Dunkin Donuts has agreed to pay $650,000 as penalty settlement costs for the lawsuit over its failure to respond to credential stuffing attacks that compromised customer accounts between 2015 and 2019.
In early 2015, Dunkin’, franchisor of Dunkin’ Donuts, was repeatedly alerted by its third-party app developer of unauthorized access on customer accounts that led to the exposure of shopper names, email addresses, 16-digit DD Perks account numbers and PINs. Many of these compromised accounts also held Dunkin’-branded stored value cards (DD cards) that could be used to purchase various baked goods and beverages.
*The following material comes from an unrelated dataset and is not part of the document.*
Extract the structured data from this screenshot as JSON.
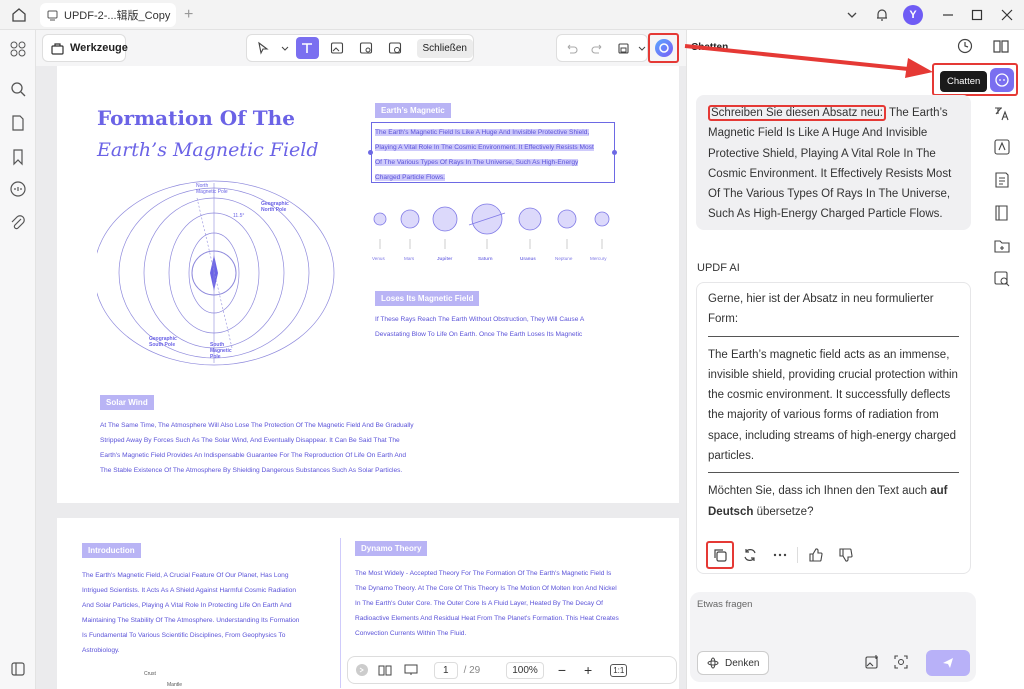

In under a week, the breach exposed nearly 20,000 shopper accounts, and criminals stole tens of thousands of dollars from customers’ DD cards.
According to the New York Attorney General’s Office, Dunkin’ franchisor of Dunkin’ Donuts, “failed to notify these customers of unauthorized access to their accounts, reset their account passwords to prevent further unauthorized access or freeze their DD cards.”
The company suffered similar attacks in 2018. “In November 2018 or February 2019, Dunkin’s security vendor had identified usernames and passwords, including yours, that were likely obtained through other companies’ security breaches (not through any compromise of Dunkin’s own internal systems) and were made available on the Internet,” reads a supplemental notice of data breach filed with the Attorney General’s Office. “Malicious actors used those usernames and passwords to obtain DD Perks account information, including stored value card numbers and PINs.”
On top of the $650,000 in penalties and costs to be paid to the State of New York, Dunkin’ must notify all impacted customers, reset account passwords, and provide refunds for unauthorized use of shopper DD cards. Additionally, the company must upgrade its security protocols to avoid future unauthorized access and follow data breach notification procedures in any future incidents.